Right from the get go, I chose to grow my tree as a “standard.” “Standard” has many meanings both in and out of horticulture, so let’s first get straight which kind of “standard” we are dealing with: Here, I mean a naturally bushy, small plant trained to have a clear, upright stem capped by a mop of leaves. A miniature tree. In the world of gardening, people are divided over how they feel about “standards.” Some gardeners love them, others will have nothing to do with them.
(A “standard” apple tree is one grafted to a rootstock that does not confer any dwarfing.)
For training my lollipop-shaped bay tree, I allowed only a single stem to grow straight upward, and then pinched off any side shoots that developed. When the trunk reached three feet in height, I pinched out the tip to cause branches to form high on the stem.

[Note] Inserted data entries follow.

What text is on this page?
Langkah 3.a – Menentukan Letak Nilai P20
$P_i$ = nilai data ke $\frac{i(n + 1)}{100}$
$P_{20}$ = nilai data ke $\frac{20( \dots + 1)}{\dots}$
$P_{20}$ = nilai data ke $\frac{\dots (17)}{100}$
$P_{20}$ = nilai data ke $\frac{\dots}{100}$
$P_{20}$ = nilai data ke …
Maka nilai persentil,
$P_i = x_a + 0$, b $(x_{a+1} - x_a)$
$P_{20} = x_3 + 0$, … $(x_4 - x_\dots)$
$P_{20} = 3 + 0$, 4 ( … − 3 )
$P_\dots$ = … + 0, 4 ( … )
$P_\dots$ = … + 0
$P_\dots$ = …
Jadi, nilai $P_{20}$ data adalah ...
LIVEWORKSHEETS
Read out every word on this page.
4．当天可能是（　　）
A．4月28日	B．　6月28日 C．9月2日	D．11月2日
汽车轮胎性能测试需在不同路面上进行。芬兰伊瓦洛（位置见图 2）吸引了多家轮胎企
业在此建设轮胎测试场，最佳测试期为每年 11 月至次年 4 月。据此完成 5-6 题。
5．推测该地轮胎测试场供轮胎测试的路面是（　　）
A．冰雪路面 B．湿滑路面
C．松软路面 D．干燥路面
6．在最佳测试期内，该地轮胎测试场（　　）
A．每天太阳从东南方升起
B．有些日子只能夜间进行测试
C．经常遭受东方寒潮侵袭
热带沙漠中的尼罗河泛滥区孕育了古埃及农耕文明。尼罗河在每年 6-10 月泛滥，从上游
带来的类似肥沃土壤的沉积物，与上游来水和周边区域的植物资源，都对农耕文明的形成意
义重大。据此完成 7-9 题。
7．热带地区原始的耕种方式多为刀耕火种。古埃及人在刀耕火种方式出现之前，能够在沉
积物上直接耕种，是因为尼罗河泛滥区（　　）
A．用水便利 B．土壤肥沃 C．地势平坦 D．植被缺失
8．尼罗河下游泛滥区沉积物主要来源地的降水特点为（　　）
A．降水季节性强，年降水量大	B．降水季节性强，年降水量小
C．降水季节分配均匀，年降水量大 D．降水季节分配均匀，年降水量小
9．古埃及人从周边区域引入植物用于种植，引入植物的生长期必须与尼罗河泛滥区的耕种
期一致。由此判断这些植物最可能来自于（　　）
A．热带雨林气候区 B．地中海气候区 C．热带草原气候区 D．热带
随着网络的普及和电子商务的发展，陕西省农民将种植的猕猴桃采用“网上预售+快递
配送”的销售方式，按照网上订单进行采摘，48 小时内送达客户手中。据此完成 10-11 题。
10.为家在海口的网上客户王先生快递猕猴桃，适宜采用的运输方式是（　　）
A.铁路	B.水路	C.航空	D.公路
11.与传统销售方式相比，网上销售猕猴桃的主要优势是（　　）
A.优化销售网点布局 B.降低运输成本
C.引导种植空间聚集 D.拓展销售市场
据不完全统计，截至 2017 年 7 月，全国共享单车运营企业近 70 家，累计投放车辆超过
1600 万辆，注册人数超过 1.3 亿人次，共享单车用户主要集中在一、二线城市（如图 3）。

I kept this up, pinching branches and then their branches, to cause further branching, thus forming a dense head. (I devote a whole chapter to standards in my book The Pruning Book.)
Or, in an illustration (from The Pruning Book):
Ongoing care of the tree entails pruning and pinching to keep the mop head to size, and root pruning and repotting the plant every couple of years or so. The time to do any trimming to keep a plant in shape is mostly just as soon as the new shoots mature and stop growing in early summer.
A few years ago, I decided that my tree was too tall and unwieldy; I wanted a shorter standard. Easy: I just lopped the whole plant to the ground and started again. With an established root system fueling new growth, I was able to develop the new lollipop quickly.
All this pinching and pruning yields fresh bay leaves, which find their way into the kitchen. The fresh leaf has a strong flavor, and one cookbook suggests (and I now confirm this) using one leaf for a dish to serve four people. The aroma of the fresh leaf is more than just strong; it actually has a different quality than that of the dried leaf. The fresh aroma is almost oily, to me somewhat reminiscent of olive oil — how California-ish!